Esti Sheinberg uses a multi-disciplinary approach to present a theory for the recognition of musical language that implies irony, satire, parody, and grotesquerie. Her approach includes elements of literary theory and semiology rather than traditional music theory. One should have some familiarity with the Russian Formalist (literary theory) and a basic understanding of semiology prior to reading this book, however, any lacking should not deter you from delving in. Knowledge of traditional music theory is not very important to understand this book, but one should be familiar with the elements of music and musical topics (especially waltzes and marches!)
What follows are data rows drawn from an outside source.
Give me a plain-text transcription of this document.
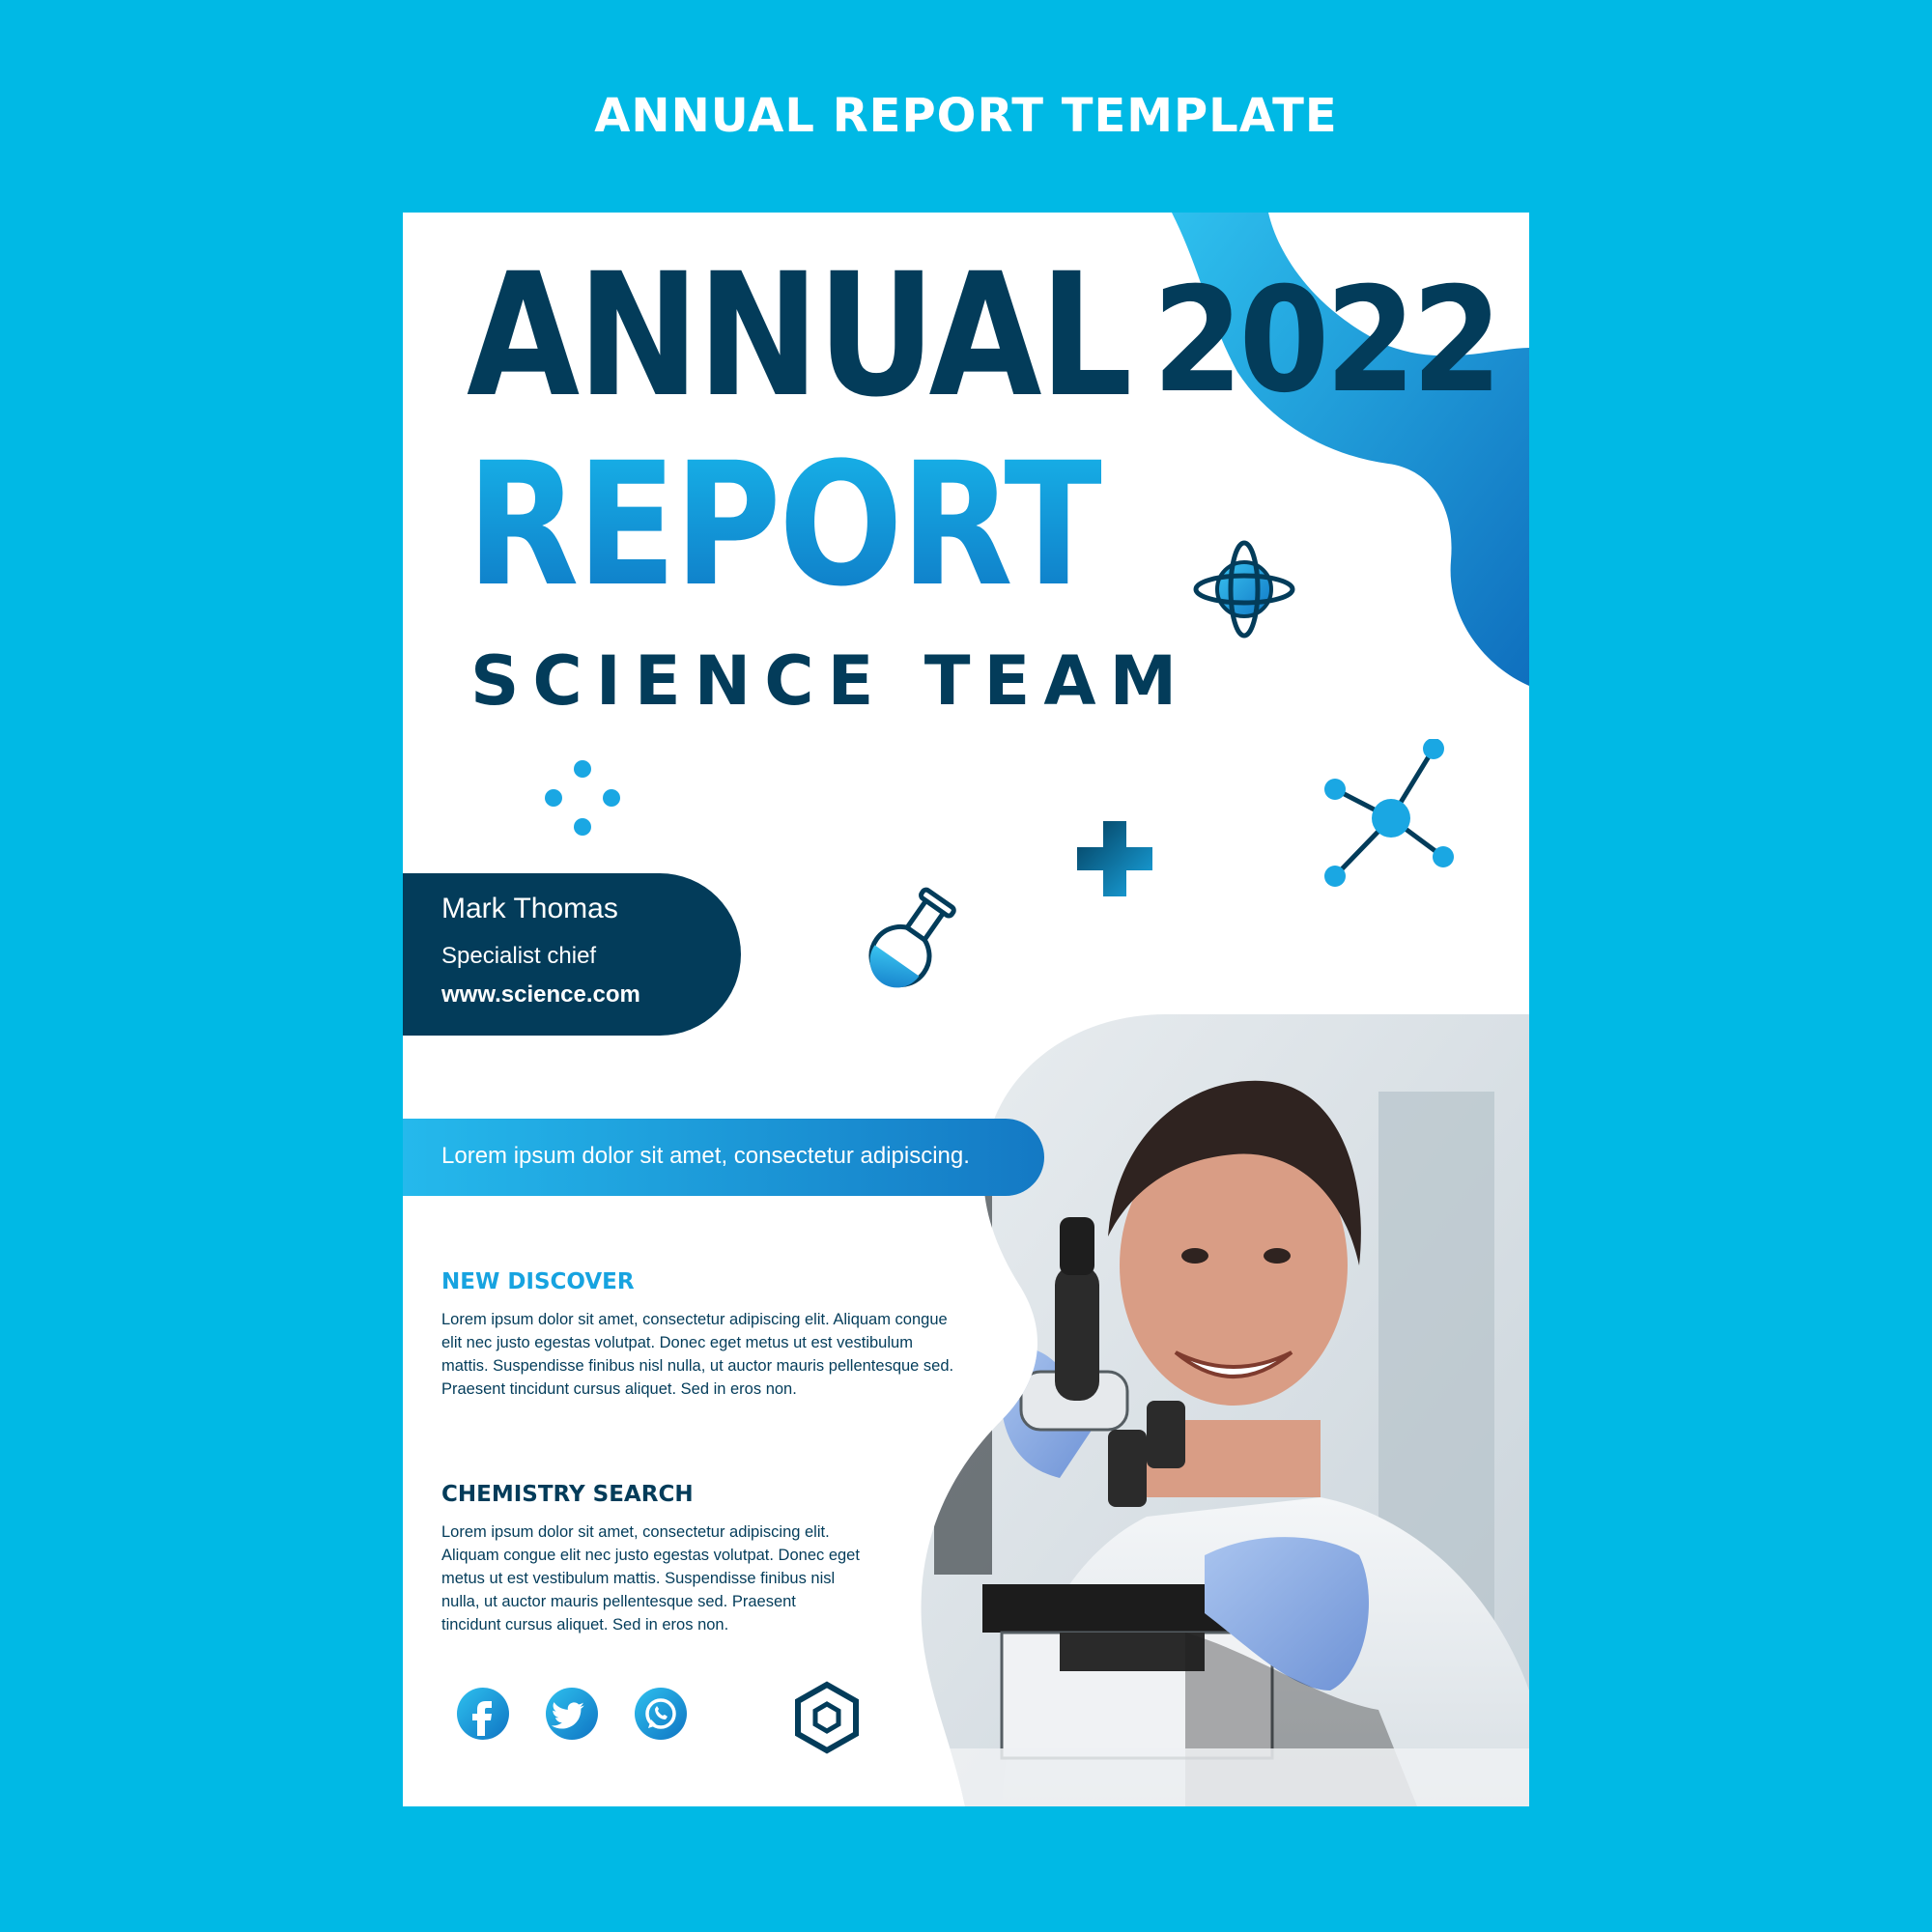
ANNUAL REPORT TEMPLATE
ANNUAL
REPORT
SCIENCE TEAM
2022
Mark Thomas
Specialist chief
www.science.com
Lorem ipsum dolor sit amet, consectetur adipiscing.
NEW DISCOVER
Lorem ipsum dolor sit amet, consectetur adipiscing elit. Aliquam congue
elit nec justo egestas volutpat. Donec eget metus ut est vestibulum
mattis. Suspendisse finibus nisl nulla, ut auctor mauris pellentesque sed.
Praesent tincidunt cursus aliquet. Sed in eros non.
CHEMISTRY SEARCH
Lorem ipsum dolor sit amet, consectetur adipiscing elit.
Aliquam congue elit nec justo egestas volutpat. Donec eget
metus ut est vestibulum mattis. Suspendisse finibus nisl
nulla, ut auctor mauris pellentesque sed. Praesent
tincidunt cursus aliquet. Sed in eros non.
In each section, Sheinberg uses literary theories to define each type of rhetoric (irony, satire, etc.) Since the subject is Shostakovich's music, the Russian Formalist ideas of these terms are examined. Examples are given in literature and (visual) art before looking at music. Sheinberg then lists the musical elements that point towards ironic/satirical/etc. meaning and provides examples of each. The musical examples are not limited to Shostakovich, demonstrating that Sheinberg's theories can be applied to the hermeneutical analysis of any music.
The theory itself is based on "incongruities," that is, musical elements that are somehow out of place. For example, a waltz played too fast or with a heavy bass, or excessive repetitons of simple patterns. When these types of things are recognized by the listener, the meaning of the original musical topic becomes altered, whether it be for any of the purposes in the title.
With regards to Shostakovich, most of the music the book is concerned with appears in his two operas, and some is in his instrumental music. Though there are some limits to the discussion in terms of volume of material examined, one could go on an apply the theory presented to more. A second weakness is that Sheinberg quotes from "Testimony" frequently, seemingly accepting it as true regardless of its questionable authenticity. To her credit, she does this in a different manner than the "Revisionist Camp" (e.g. MacDonald, Ho, Wilson) who seem to want to impoverish the value of Shostakovich's music by ascribing one purport (anti-Stalin/fascism art). This is clear when she writes: "I believe that Shostakovich is saying much more than that." (See page 318.)
I recommend this book to anyone interested in musical meaning. It is well worth reading!